Adaptability is essential: 89% of industry leaders agree that “individuals’ roles will be transformed multiple times during their careers; adaptability and lifelong learning will be the most essential skills.”
Change is anticipated: 43% of investment professionals think the role they perform today will be substantially different in 5–10 years’ time.
AI+HI will become the norm: Significant professional roles at the investment firms of the future will include investment roles, technology roles, and innovation roles. “AI+HI” denotes the interaction of artificial intelligence (AI) and human intelligence (HI). For certain interactions, the combined model adds more value than either component alone because it leverages the benefits of both. Ethical orientation, transparency, communication, empathy, tacit knowledge, and trust interaction are the key human elements that technology cannot (yet) reproduce.
Teams will dominate: A preference for portfolio management teams and a reduced reliance on star portfolio managers have prompted a focus on workforce diversity to improve decision making.
Work–life integration is the goal: Technology blurs boundaries between “work” and “life,” and professionals seek to move beyond work–life balance to work–life integration.
Asia Pacific growth continues: Asia will exhibit higher demand for investment professionals. China will experience multinationals establishing foreign majority–owned asset management firms and large international asset managers forming wholly owned subsidiaries. India—because of the increasing demand for financial services, its strong economic growth, and its number of capable engineers—could become the world’s investment hub.
More investment professionals are motivated by learning than by compensation: Investment professionals are motivated most by having interesting work (65%), learning new things (63%), and having competitive compensation and benefits (51%). Key reasons to leave an employer are compensation and benefits (61%), not working for a good team or supervisor (58%), and not having interesting work (51%).
Soft skills is the topic most pursued across all career phases: Early career professionals also favor portfolio risk optimization and data interpretation. In later-career phases, sustainability and alternative investments are prioritized more highly.
T-shaped skills are valued: T-shaped people are subject matter experts, they adapt to changing environments, and they can work across disciplines, which includes being at ease with technology. Traditional learning and learning by doing both contribute. Investment industry leaders rank T-shaped skills as the most important future skill category (49% rank these first), followed by leadership skills (21%), soft skills (16%), and technical skills (14%).

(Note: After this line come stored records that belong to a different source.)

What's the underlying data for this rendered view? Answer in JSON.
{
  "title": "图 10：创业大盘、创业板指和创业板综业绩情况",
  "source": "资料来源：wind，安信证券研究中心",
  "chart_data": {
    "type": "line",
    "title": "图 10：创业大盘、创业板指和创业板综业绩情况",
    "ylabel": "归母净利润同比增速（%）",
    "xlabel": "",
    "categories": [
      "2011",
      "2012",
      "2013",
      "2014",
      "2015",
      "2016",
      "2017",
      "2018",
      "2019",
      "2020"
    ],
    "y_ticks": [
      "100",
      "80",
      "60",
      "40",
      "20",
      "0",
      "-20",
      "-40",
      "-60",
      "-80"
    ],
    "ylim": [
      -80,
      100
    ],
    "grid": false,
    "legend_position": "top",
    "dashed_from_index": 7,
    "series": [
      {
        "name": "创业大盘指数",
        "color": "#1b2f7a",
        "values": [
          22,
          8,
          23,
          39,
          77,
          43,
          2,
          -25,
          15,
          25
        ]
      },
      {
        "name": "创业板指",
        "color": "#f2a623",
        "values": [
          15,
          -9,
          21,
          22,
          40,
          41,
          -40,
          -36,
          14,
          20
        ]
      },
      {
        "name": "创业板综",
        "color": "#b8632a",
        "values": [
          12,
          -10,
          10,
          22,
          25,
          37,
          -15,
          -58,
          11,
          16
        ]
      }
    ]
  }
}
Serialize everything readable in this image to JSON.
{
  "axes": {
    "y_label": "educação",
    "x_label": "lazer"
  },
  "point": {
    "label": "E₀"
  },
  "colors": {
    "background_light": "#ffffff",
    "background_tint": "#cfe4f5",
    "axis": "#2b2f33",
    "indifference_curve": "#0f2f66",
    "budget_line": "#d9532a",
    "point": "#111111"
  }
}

Many important skills are difficult to find: The most important skills in each category are solutions skills, creativity/innovation skills, ability to articulate mission and vision, and situational fluency/adaptability. Creativity/innovation skills, ability to connect across disciplines, and solutions skills are the most difficult to find.
Time spent in on-the-job learning is high: CFA candidates spend 38% of their working time learning new things. More experienced CFA Institute members still spend 25% of their time on new work.
Career catalysts exist: These include mentors and sponsors, career roadmaps, acquired diversity, and a network of contacts.
The world of work is changing: 77% of investment leaders expect the industry’s world of work to change more than it did in the past 10 years. We define the world of work as overall workplace features, roles and skills, work methods, and compensation and incentives.
Firms are managing the employee experience more: Employee experience will become a more common lever for organizations to differentiate themselves, including a commitment to an increased per-employee investment in training programs.
Workplace design is an enabler of culture: Workplace design focuses on functional elements (e.g., the environment, layout, and the quality of any enhancements in the workplace) but influences all aspects of the employee experience.
Technology will change cultures: Because a group’s collective intelligence will matter more than individual intelligence, investment firms will increasingly favor teams supported by technology. Organizations will seek to use technology to enhance human roles with some net cost and efficiency gains. Technology opportunities will cause role displacement, creating challenges as leaders manage the cultural transition.
Training will increase: 60% of industry leaders surveyed expect firms to increase training and development. Organizations recognize the need to continuously upskill professionals to remain effective. Benefits of providing ongoing learning opportunities include higher-quality analytical work, deeper client engagements, retention of a firm’s best people, and a stronger bench of talent. People who develop a deep expertise stay longer because their key development needs are being met.